Writing with a Quill Pen
On September 17, 1787, our founding fathers used quill pens (made of swan, goose, or turkey feathers) to sign the US Constitution. In this activity, your child can go back in time and experience what it was like to sign this historic document by writing with his own homemade quill pens. As he writes, he'll practice his penmanship and develop his fine motor skills. Don't worry if he's a little frustrated at first—keeping your penmanship neat is hard enough with a regular ball point pen, but a quill pen requires a little extra patience and practice.
What You Need:
- 2-3 craft feathers, medium-sized with thick tips
- Washable black paint
- Plastic tray or bowl (to hold the paint)
- Razor blade (for adult use only, of course)
What You Do:
- Before the feathers can be used for writing, you'll need to sharpen the tips. The founding fathers used knives to sharpen their quill pens, but you can use a razor blade to carefully whittle down the tips of the feathers to make them smooth.
- Squirt a small amount of the black paint onto the plastic tray or bowl. You'll use the black paint as ink. Stir it around a few times to see if it is a good consistency for writing. Add water if it is too thick.
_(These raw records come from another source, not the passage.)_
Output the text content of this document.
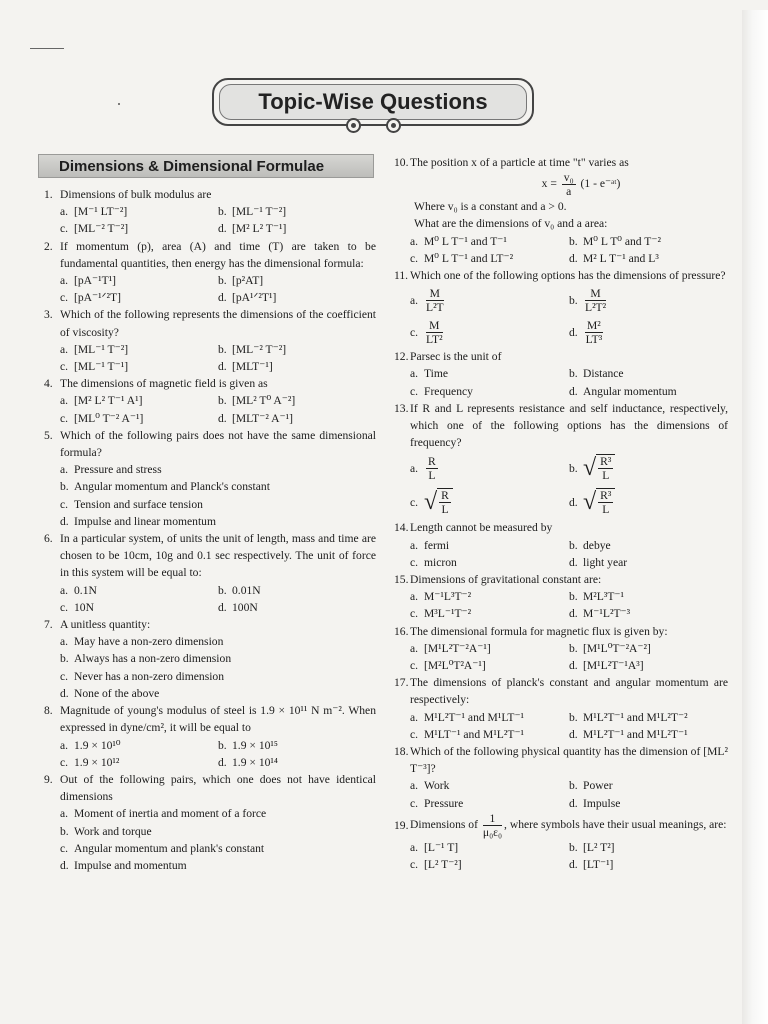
Topic-Wise Questions
Dimensions & Dimensional Formulae
1. Dimensions of bulk modulus are
a. [M⁻¹ LT⁻²]	b. [ML⁻¹ T⁻²]
c. [ML⁻² T⁻²]	d. [M² L² T⁻¹]
2. If momentum (p), area (A) and time (T) are taken to be fundamental quantities, then energy has the dimensional formula:
a. [pA⁻¹T¹]	b. [p²AT]
c. [pA⁻¹ᐟ²T]	d. [pA¹ᐟ²T¹]
3. Which of the following represents the dimensions of the coefficient of viscosity?
a. [ML⁻¹ T⁻²]	b. [ML⁻² T⁻²]
c. [ML⁻¹ T⁻¹]	d. [MLT⁻¹]
4. The dimensions of magnetic field is given as
a. [M² L² T⁻¹ A¹]	b. [ML² T⁰ A⁻²]
c. [ML⁰ T⁻² A⁻¹]	d. [MLT⁻² A⁻¹]
5. Which of the following pairs does not have the same dimensional formula?
a. Pressure and stress
b. Angular momentum and Planck's constant
c. Tension and surface tension
d. Impulse and linear momentum
6. In a particular system, of units the unit of length, mass and time are chosen to be 10cm, 10g and 0.1 sec respectively. The unit of force in this system will be equal to:
a. 0.1N	b. 0.01N
c. 10N	d. 100N
7. A unitless quantity:
a. May have a non-zero dimension
b. Always has a non-zero dimension
c. Never has a non-zero dimension
d. None of the above
8. Magnitude of young's modulus of steel is 1.9 × 10¹¹ N m⁻². When expressed in dyne/cm², it will be equal to
a. 1.9 × 10¹⁰	b. 1.9 × 10¹⁵
c. 1.9 × 10¹²	d. 1.9 × 10¹⁴
9. Out of the following pairs, which one does not have identical dimensions
a. Moment of inertia and moment of a force
b. Work and torque
c. Angular momentum and plank's constant
d. Impulse and momentum
10. The position x of a particle at time "t" varies as
$x = \frac{\text{v₀}}{a} (1$ - e⁻ᵃᵗ)
Where v₀ is a constant and a > 0.
What are the dimensions of v₀ and a area:
a. M⁰ L T⁻¹ and T⁻¹	b. M⁰ L T⁰ and T⁻²
c. M⁰ L T⁻¹ and LT⁻²	d. M² L T⁻¹ and L³
11. Which one of the following options has the dimensions of pressure?
a. $\frac{M}{\text{L²T}}$	b. $\frac{M}{\text{L²T²}}$
c. $\frac{M}{\text{LT²}}$	d. $\frac{\text{M²}}{\text{LT³}}$
12. Parsec is the unit of
a. Time	b. Distance
c. Frequency	d. Angular momentum
13. If R and L represents resistance and self inductance, respectively, which one of the following options has the dimensions of frequency?
a. $\frac{R}{L}$	b. √ $\frac{\text{R³}}{L}$
c. √ $\frac{R}{L}$	d. √ $\frac{\text{R³}}{L}$
14. Length cannot be measured by
a. fermi	b. debye
c. micron	d. light year
15. Dimensions of gravitational constant are:
a. M⁻¹L³T⁻²	b. M²L³T⁻¹
c. M³L⁻¹T⁻²	d. M⁻¹L²T⁻³
16. The dimensional formula for magnetic flux is given by:
a. [M¹L²T⁻²A⁻¹]	b. [M¹L⁰T⁻²A⁻²]
c. [M²L⁰T²A⁻¹]	d. [M¹L²T⁻¹A³]
17. The dimensions of planck's constant and angular momentum are respectively:
a. M¹L²T⁻¹ and M¹LT⁻¹	b. M¹L²T⁻¹ and M¹L²T⁻²
c. M¹LT⁻¹ and M¹L²T⁻¹	d. M¹L²T⁻¹ and M¹L²T⁻¹
18. Which of the following physical quantity has the dimension of [ML² T⁻³]?
a. Work	b. Power
c. Pressure	d. Impulse
19. Dimensions of $\frac{1}{\text{μ₀ε₀}}$ , where symbols have their usual meanings, are:
a. [L⁻¹ T]	b. [L² T²]
c. [L² T⁻²]	d. [LT⁻¹]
- Now it's time to write! Have your child dip one of the quill pens in the black paint and begin by writing his name on the paper. Just like our founding fathers, he will have to dip the quill into the paint several times over the course of writing to keep the pen inked.
- Ask your child how he likes writing with the quill pen. How does it compare to writing with a ball point pen?
- Experiment with the other feather pens to see if one is easier to use than another. Which one does your child like best?
- Once your child is finished writing, have him glue his favorite quill pen to the paper, then pick a good spot in the house to display his work. Hang it up, and enjoy!